Donnant une conférence de presse mardi dans la capitale Yaoundé, l’ancien Conseiller technique à la présidence de la République n’a pas mis de gants pour faire le bilan des 37 années de pouvoir de Paul Biya que les partisans de celui-ci ont célébré en grandes pompes ce mercredi.

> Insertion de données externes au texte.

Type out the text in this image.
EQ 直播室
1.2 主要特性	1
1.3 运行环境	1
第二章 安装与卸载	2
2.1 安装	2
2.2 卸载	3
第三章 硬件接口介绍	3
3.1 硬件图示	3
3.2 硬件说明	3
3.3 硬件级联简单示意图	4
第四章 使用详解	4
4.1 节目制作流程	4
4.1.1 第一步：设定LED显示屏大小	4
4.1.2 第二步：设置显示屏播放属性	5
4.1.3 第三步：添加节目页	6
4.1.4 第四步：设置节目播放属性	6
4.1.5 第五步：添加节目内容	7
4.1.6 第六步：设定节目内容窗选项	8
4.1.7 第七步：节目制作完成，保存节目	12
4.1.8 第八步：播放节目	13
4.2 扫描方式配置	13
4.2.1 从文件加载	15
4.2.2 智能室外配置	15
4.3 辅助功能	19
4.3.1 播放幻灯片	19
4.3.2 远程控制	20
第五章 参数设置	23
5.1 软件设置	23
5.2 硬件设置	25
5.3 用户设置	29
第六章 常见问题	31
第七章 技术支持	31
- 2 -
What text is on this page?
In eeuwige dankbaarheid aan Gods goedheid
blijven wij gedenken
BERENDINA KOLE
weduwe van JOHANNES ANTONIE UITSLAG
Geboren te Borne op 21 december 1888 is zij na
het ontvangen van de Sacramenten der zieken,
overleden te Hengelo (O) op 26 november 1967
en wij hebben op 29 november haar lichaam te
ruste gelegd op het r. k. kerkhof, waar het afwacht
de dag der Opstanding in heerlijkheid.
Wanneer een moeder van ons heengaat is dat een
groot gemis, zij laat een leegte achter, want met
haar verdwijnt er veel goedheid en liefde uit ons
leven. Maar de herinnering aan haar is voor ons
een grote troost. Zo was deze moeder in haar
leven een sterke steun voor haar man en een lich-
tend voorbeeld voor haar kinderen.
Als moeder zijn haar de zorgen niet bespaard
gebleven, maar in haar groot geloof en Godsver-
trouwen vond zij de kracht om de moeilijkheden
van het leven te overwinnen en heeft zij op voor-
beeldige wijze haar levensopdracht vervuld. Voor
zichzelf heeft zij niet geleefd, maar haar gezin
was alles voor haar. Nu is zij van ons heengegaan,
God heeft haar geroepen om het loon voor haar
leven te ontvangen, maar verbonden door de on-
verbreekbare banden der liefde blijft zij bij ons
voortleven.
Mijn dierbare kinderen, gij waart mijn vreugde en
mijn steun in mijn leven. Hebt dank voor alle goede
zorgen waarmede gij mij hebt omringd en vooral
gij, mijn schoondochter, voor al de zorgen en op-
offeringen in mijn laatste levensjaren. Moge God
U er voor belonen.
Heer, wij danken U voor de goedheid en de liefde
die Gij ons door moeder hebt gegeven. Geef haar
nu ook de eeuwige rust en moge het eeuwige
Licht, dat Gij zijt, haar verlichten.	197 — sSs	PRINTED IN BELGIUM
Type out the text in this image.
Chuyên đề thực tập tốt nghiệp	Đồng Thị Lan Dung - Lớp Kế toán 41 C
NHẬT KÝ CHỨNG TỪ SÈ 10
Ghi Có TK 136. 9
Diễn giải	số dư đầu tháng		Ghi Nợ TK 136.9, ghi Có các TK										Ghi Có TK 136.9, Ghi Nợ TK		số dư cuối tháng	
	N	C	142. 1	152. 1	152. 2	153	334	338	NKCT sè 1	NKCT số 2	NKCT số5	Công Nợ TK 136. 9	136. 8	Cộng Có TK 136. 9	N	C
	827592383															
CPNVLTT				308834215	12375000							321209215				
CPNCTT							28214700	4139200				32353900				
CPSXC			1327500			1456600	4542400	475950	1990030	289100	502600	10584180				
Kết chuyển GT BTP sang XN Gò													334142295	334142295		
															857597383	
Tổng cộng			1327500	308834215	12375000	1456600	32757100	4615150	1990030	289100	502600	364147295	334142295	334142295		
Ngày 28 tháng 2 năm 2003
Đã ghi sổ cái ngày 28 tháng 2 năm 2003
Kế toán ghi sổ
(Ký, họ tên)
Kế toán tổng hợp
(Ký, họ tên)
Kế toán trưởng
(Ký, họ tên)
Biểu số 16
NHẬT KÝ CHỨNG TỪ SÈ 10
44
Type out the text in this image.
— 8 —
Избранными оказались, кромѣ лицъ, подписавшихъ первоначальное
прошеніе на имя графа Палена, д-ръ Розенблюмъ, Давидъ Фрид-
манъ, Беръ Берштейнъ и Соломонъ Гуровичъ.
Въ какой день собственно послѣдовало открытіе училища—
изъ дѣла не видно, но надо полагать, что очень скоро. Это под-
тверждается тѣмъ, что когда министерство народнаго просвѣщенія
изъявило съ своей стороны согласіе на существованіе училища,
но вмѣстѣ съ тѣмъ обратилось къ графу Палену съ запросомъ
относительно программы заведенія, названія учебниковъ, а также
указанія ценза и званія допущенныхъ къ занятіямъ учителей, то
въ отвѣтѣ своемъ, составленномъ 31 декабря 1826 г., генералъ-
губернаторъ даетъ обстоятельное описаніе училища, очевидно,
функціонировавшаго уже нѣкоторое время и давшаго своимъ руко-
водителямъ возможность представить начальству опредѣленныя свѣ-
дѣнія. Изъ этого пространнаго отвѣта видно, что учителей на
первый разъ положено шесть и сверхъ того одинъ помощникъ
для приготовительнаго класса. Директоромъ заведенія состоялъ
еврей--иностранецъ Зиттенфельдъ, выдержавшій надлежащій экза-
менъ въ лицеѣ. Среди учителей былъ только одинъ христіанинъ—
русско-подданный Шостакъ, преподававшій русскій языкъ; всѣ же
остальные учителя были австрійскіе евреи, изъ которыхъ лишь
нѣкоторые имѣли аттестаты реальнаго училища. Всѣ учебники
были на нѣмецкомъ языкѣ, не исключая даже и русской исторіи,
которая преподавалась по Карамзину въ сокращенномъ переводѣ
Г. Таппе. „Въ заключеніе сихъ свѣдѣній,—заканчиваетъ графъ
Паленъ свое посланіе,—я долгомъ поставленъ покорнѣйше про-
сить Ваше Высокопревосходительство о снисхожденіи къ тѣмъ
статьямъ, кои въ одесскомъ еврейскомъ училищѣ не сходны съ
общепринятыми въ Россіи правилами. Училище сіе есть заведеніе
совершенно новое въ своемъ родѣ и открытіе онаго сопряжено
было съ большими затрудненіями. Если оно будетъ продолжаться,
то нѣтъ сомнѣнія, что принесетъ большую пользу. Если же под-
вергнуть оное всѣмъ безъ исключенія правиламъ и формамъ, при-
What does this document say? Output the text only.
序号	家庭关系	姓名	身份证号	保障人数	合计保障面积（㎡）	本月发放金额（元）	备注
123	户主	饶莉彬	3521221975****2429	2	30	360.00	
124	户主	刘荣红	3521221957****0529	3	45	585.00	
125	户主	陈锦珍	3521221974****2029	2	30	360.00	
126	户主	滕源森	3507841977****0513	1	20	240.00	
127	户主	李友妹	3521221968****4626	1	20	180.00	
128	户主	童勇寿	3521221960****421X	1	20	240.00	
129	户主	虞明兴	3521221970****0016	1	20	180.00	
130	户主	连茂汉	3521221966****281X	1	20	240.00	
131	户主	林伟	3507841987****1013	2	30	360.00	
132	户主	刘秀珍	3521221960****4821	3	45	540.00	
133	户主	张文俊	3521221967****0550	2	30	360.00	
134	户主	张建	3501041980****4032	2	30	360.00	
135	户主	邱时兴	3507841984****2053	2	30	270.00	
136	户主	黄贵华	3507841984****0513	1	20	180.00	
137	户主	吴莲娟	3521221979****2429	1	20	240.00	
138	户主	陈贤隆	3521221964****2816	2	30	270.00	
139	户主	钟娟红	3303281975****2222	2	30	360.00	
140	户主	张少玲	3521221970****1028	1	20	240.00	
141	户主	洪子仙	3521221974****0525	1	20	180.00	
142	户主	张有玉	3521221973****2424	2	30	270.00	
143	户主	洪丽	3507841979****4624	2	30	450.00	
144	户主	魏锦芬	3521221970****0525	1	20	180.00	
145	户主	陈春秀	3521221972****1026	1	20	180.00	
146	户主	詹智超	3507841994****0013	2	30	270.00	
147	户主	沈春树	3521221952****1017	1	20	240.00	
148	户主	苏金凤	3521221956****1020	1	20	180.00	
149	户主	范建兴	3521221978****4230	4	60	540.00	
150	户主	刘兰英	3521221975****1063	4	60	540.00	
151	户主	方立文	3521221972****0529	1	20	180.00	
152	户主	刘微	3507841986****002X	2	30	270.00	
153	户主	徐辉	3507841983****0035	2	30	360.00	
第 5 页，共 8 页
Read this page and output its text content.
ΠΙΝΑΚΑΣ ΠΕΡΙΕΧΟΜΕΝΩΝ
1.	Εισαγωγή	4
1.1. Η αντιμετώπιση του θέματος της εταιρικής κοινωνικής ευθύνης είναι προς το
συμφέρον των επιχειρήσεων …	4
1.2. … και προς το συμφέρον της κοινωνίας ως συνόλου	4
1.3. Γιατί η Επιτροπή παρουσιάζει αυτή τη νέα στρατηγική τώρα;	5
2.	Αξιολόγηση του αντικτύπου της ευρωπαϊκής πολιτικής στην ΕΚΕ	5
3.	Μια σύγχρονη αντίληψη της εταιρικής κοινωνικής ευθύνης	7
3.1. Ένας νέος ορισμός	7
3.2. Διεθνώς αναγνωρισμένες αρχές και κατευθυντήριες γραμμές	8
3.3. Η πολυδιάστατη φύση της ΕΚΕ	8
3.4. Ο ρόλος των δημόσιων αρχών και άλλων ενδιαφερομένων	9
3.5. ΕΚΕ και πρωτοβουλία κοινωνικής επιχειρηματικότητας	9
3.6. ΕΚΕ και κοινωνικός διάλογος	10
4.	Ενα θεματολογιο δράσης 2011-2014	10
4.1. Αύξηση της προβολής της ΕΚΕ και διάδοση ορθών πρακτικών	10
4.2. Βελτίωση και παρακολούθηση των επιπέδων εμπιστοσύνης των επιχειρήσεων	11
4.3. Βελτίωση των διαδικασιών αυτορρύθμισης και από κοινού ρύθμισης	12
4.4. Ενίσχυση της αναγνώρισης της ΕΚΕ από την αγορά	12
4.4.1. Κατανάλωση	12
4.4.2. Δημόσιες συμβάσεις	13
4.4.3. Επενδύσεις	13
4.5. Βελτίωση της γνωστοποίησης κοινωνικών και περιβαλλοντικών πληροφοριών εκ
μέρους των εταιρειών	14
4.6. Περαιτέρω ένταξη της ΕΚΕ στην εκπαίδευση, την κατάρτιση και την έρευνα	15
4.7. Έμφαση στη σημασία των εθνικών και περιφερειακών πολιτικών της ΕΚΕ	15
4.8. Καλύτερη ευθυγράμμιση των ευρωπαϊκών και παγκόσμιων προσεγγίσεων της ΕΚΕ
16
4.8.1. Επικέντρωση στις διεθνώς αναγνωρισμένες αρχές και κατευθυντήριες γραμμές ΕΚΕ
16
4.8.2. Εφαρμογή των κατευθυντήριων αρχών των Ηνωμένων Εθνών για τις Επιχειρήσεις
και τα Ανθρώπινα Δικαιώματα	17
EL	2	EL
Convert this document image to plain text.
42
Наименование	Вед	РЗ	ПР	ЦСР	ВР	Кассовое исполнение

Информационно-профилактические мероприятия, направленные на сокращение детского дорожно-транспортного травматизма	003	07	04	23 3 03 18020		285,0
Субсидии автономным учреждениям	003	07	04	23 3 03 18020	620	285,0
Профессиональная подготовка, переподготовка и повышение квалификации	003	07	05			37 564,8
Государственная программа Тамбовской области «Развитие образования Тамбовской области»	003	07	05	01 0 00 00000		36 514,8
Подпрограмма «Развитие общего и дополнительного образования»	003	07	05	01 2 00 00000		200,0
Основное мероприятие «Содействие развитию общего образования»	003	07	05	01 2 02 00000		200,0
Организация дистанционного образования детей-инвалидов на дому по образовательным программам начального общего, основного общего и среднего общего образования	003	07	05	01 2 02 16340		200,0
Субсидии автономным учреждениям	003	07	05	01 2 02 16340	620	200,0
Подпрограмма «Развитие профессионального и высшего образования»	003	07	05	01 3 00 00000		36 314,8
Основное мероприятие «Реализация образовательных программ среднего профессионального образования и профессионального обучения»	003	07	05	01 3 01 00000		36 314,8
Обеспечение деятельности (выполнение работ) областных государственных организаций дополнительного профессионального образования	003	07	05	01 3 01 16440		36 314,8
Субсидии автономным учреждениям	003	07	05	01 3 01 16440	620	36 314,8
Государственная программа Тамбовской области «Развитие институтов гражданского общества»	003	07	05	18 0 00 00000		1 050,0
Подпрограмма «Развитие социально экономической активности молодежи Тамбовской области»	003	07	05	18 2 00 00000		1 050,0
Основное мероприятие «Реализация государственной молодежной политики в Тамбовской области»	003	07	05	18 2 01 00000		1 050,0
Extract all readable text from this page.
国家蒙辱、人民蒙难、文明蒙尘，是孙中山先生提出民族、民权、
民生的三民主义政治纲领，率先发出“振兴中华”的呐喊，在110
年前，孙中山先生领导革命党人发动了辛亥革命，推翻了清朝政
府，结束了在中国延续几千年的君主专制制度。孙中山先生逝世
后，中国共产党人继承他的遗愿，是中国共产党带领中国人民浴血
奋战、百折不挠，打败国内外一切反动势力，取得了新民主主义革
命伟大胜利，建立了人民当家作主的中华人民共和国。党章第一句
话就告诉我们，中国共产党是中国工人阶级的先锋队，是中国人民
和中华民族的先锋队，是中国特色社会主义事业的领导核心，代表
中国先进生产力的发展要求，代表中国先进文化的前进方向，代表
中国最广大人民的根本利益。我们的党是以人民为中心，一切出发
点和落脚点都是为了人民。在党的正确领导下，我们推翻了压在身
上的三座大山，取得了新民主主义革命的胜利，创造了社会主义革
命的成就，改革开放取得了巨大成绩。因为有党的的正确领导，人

Il a beau chercher des circonstances atténuantes à un régime dont il était jusqu’à il y a un an l’un des conseillers du chef avant de passer dans le camp adverse pour ne pas cautionner la marche à grandes enjambées vers l’abîme sous la conduite de Paul Biya, qui lui-même agit à l’instigation de ses « créatures » et laudateurs automatiques, Christian Penda Ekoka ne résiste pas à l’envie de restituer à la vérité ce que le tableau réel du Cameroun lui doit : un Cameroun en pleine déréliction.

Arguments chiffrés à l’appui

Pour ce faire, Ekoka penda a donné à voir ce Cameroun où,
« en 40 ans, le réseau ferroviaire s’est rétréci au lieu de s’étendre »
Sur le plan énergétique, « A Mentchum, on n’a que les chutes, alors que le projet de barrage existe depuis des décennies » ;
« La route Bafoussam-Bamenda qui relie deux villes populaires, devrait déjà être une autoroute pour faciliter les échanges, mais la route existante s’est dégragée et n’existe même plus du tout. »
« Le barrage de Lagdo a quatre turbines, mais à ce jour une seule fonctionne,… ».
Celui que l’on accuserait difficilement de dire des paroles en l’air, puisqu’il était jusqu’en octobre de l’année dernière Conseiller technique à la présidence de la République, en déduit que si l’« On fait la politique pour qu’il y ait développement politique, économique et social” », …sous le Renouveau, ce n’est pas ça»
.

Institutions et partenaires internationaux du Cameroun à l’Index

Le leader du mouvement AGIR aussi pointé du doigt, au sujet du désastre camerounais, ce que l’on peut considérer comme la complaisance, voire la complicité des institutions financières et autres partenaires qui renflouent le régime, endettant des dizaines de générations à venir de Camerounais à travers leurs apports au Cameroun : «Si vous êtes au chevet d’un malade pendant vingt à 25 ans et que le malade ne guérit pas, et que vous ne vous inquiétez pas, ça veut dire que vous-mêmes ne cherchent pas à savoir si le malade avance vers la guérison », a-t-il critiqué.